I ♥ Logs: Apache Kafka and Real-time Data Integration
Date: This event took place live on May 21 2014
Presented by: Jay Kreps
Duration: Approximately 60 minutes.
Questions? Please send email to
Hosted By: Ben Lorica
This webcast talk will discuss how logs and stream-processing can form a backbone for data flow, ETL, and real-time data processing. It will describe the challenges and lessons learned as LinkedIn built out its real-time data subscription and processing infrastructure.

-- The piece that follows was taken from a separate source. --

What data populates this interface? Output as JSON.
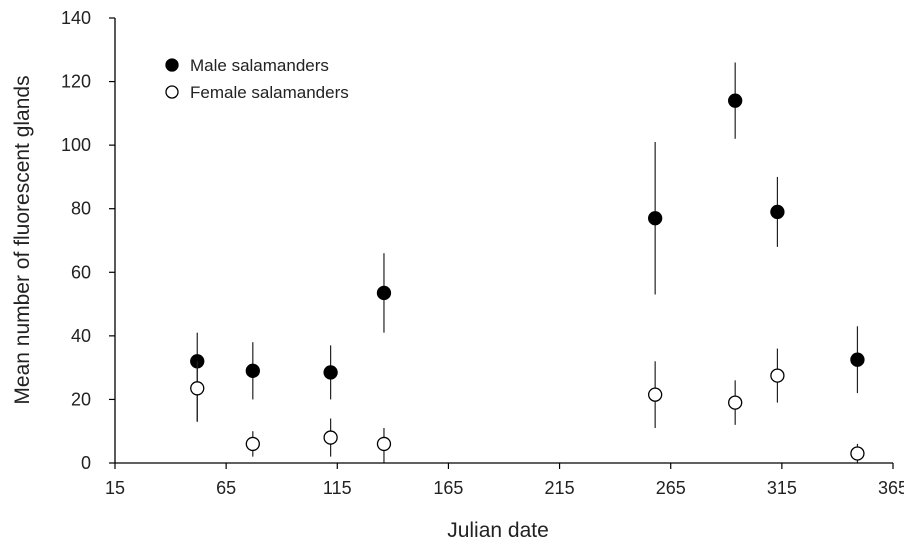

It will also discuss the role of real-time processing and its relationship to offline processing frameworks such as MapReduce.
About Jay Kreps
Jay Kreps is a Principal Staff Engineer at LinkedIn where he is the lead architect for online data infrastructure. He is among the original authors of several open source projects including a distributed key-value store called Project Voldemort, a messaging system called Kafka, and a stream processing system called Samza. Twitter: @jaykreps
About Ben Lorica
Ben Lorica is the Chief Data Scientist and Director of Content Strategy for Data at O'Reilly Media, Inc.. He has applied Business Intelligence, Data Mining, Machine Learning and Statistical Analysis in a variety of settings including Direct Marketing, Consumer and Market Research, Targeted Advertising, Text Mining, and Financial Engineering. His background includes stints with an investment management company, internet startups, and financial services. He writes regularly about Big Data and Data Science on the O'Reilly Data blog.